🤖 AI Summary
This work addresses the challenge of wireless remote state estimation under random sensor-to-estimator delays, which degrade information utility. While conventional approaches focus solely on information freshness—typically measured by Age of Information (AoI)—they overlook the intricate coupling among delay, information content, and energy efficiency. To bridge this gap, the authors propose a unified delay-aware framework that incorporates delayed measurements via posterior-fusion Kalman updates, formulates scheduling as a Markov decision process, and introduces a proximal policy optimization (PPO)-based reinforcement learning scheduler. This scheduler jointly optimizes information gain and energy consumption without requiring prior knowledge of the delay distribution. The study further establishes, for the first time, an explicit characterization of the dependency between delay and information gain, yielding a tractable stability condition that guarantees bounded estimation error. Experiments demonstrate that the proposed method significantly outperforms random scheduling and baseline RL algorithms such as DQN and A2C under heterogeneous sensors, realistic link energy costs, and stochastic delays, achieving substantially lower estimation error at comparable energy expenditure while remaining robust to variations in measurement availability and noise.
📝 Abstract
Unpredictable sensor-to-estimator delays fundamentally distort what matters for wireless remote state estimation: not just freshness, but how delay interacts with sensor informativeness and energy efficiency. In this paper, we present a unified, delay-aware framework that models this coupling explicitly and quantifies a delay-dependent information gain, motivating an information-per-joule scheduling objective beyond age of information proxies (AoI). To this end, we first introduce an efficient posterior-fusion update that incorporates delayed measurements without state augmentation, providing a consistent approximation to optimal delayed Kalman updates, and then derive tractable stability conditions ensuring that bounded estimation error is achievable under stochastic, delayed scheduling. This conditions highlight the need for unstable modes to be observable across sensors.

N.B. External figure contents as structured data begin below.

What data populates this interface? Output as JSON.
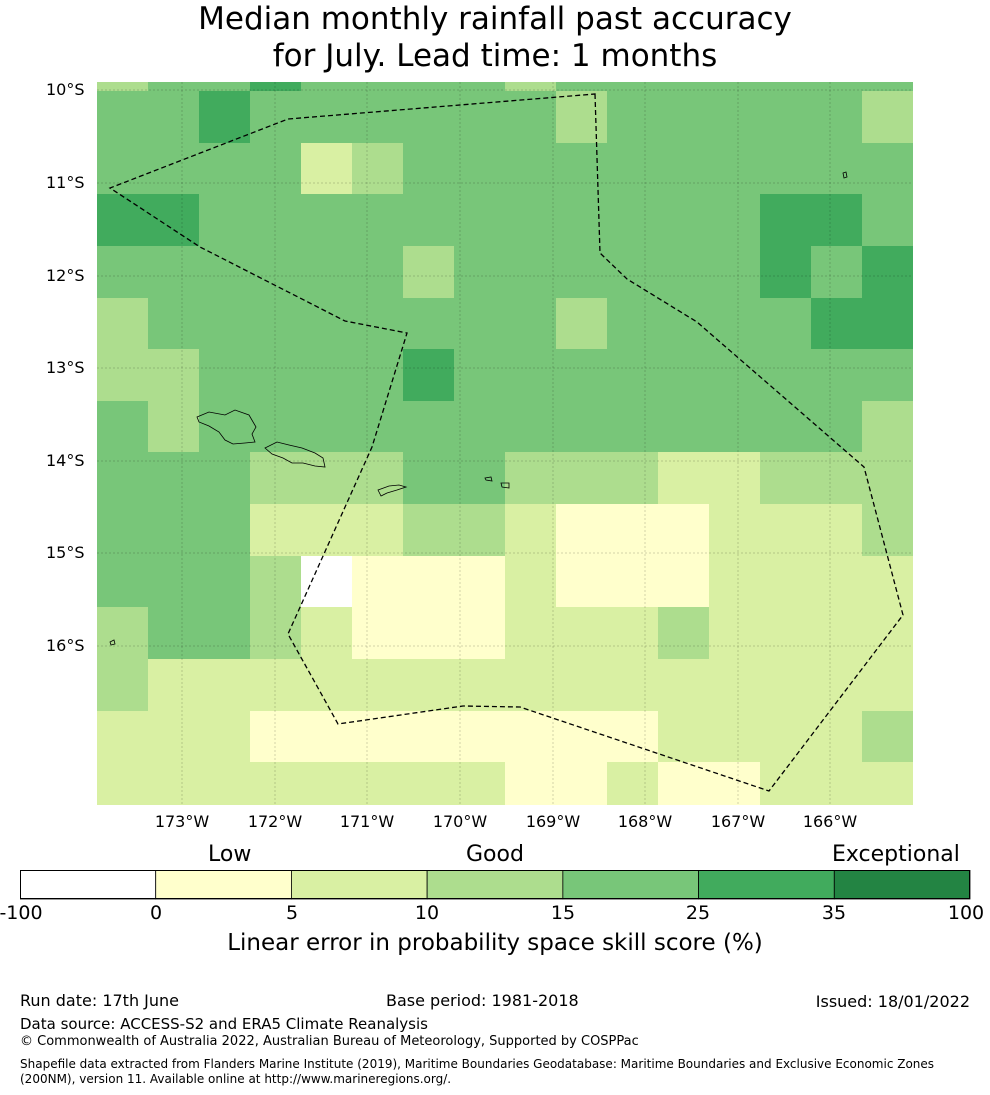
{
  "title": {
    "line1": "Median monthly rainfall past accuracy",
    "line2": "for July. Lead time: 1 months"
  },
  "map": {
    "lat_labels": [
      "10°S",
      "11°S",
      "12°S",
      "13°S",
      "14°S",
      "15°S",
      "16°S"
    ],
    "lon_labels": [
      "173°W",
      "172°W",
      "171°W",
      "170°W",
      "169°W",
      "168°W",
      "167°W",
      "166°W"
    ],
    "grid": [
      [
        3,
        4,
        4,
        5,
        4,
        4,
        4,
        4,
        3,
        4,
        4,
        4,
        4,
        4,
        4,
        4
      ],
      [
        4,
        4,
        5,
        4,
        4,
        4,
        4,
        4,
        4,
        3,
        4,
        4,
        4,
        4,
        4,
        3
      ],
      [
        4,
        4,
        4,
        4,
        2,
        3,
        4,
        4,
        4,
        4,
        4,
        4,
        4,
        4,
        4,
        4
      ],
      [
        5,
        5,
        4,
        4,
        4,
        4,
        4,
        4,
        4,
        4,
        4,
        4,
        4,
        5,
        5,
        4
      ],
      [
        4,
        4,
        4,
        4,
        4,
        4,
        3,
        4,
        4,
        4,
        4,
        4,
        4,
        5,
        4,
        5
      ],
      [
        3,
        4,
        4,
        4,
        4,
        4,
        4,
        4,
        4,
        3,
        4,
        4,
        4,
        4,
        5,
        5
      ],
      [
        3,
        3,
        4,
        4,
        4,
        4,
        5,
        4,
        4,
        4,
        4,
        4,
        4,
        4,
        4,
        4
      ],
      [
        4,
        3,
        4,
        4,
        4,
        4,
        4,
        4,
        4,
        4,
        4,
        4,
        4,
        4,
        4,
        3
      ],
      [
        4,
        4,
        4,
        3,
        3,
        3,
        4,
        4,
        3,
        3,
        3,
        2,
        2,
        3,
        3,
        3
      ],
      [
        4,
        4,
        4,
        2,
        2,
        2,
        3,
        3,
        2,
        1,
        1,
        1,
        2,
        2,
        2,
        3
      ],
      [
        4,
        4,
        4,
        3,
        0,
        1,
        1,
        1,
        2,
        1,
        1,
        1,
        2,
        2,
        2,
        2
      ],
      [
        3,
        4,
        4,
        3,
        2,
        1,
        1,
        1,
        2,
        2,
        2,
        3,
        2,
        2,
        2,
        2
      ],
      [
        3,
        2,
        2,
        2,
        2,
        2,
        2,
        2,
        2,
        2,
        2,
        2,
        2,
        2,
        2,
        2
      ],
      [
        2,
        2,
        2,
        1,
        1,
        1,
        1,
        1,
        1,
        1,
        1,
        2,
        2,
        2,
        2,
        3
      ],
      [
        2,
        2,
        2,
        2,
        2,
        2,
        2,
        2,
        1,
        1,
        2,
        1,
        1,
        2,
        2,
        2
      ]
    ]
  },
  "colorbar": {
    "category_labels": {
      "low": "Low",
      "good": "Good",
      "exceptional": "Exceptional"
    },
    "ticks": [
      "-100",
      "0",
      "5",
      "10",
      "15",
      "25",
      "35",
      "100"
    ],
    "colors": [
      "#ffffff",
      "#ffffcc",
      "#d9f0a3",
      "#addd8e",
      "#78c679",
      "#41ab5d",
      "#238443"
    ],
    "label": "Linear error in probability space skill score (%)"
  },
  "footer": {
    "run_date": "Run date: 17th June",
    "base_period": "Base period: 1981-2018",
    "issued": "Issued: 18/01/2022",
    "data_source": "Data source: ACCESS-S2 and ERA5 Climate Reanalysis",
    "copyright": "© Commonwealth of Australia 2022, Australian Bureau of Meteorology, Supported by COSPPac",
    "shapefile": "Shapefile data extracted from Flanders Marine Institute (2019), Maritime Boundaries Geodatabase: Maritime Boundaries and Exclusive Economic Zones (200NM), version 11. Available online at http://www.marineregions.org/."
  }
}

Building on this foundation, we cast scheduling as a Markov decision process and develop a proximal policy optimization (PPO) scheduler that learns directly from interaction, requires no prior delay model, and explicitly trades off estimation accuracy, freshness, sensor heterogeneity, and transmission energy through normalized rewards. In simulations with heterogeneous sensors, realistic link-energy models, and random delays, the proposed method learns stably and consistently achieves lower estimation error at comparable energy than random scheduling and strong RL baselines (DQN, A2C), while remaining robust to variations in measurement availability and process/measurement noise.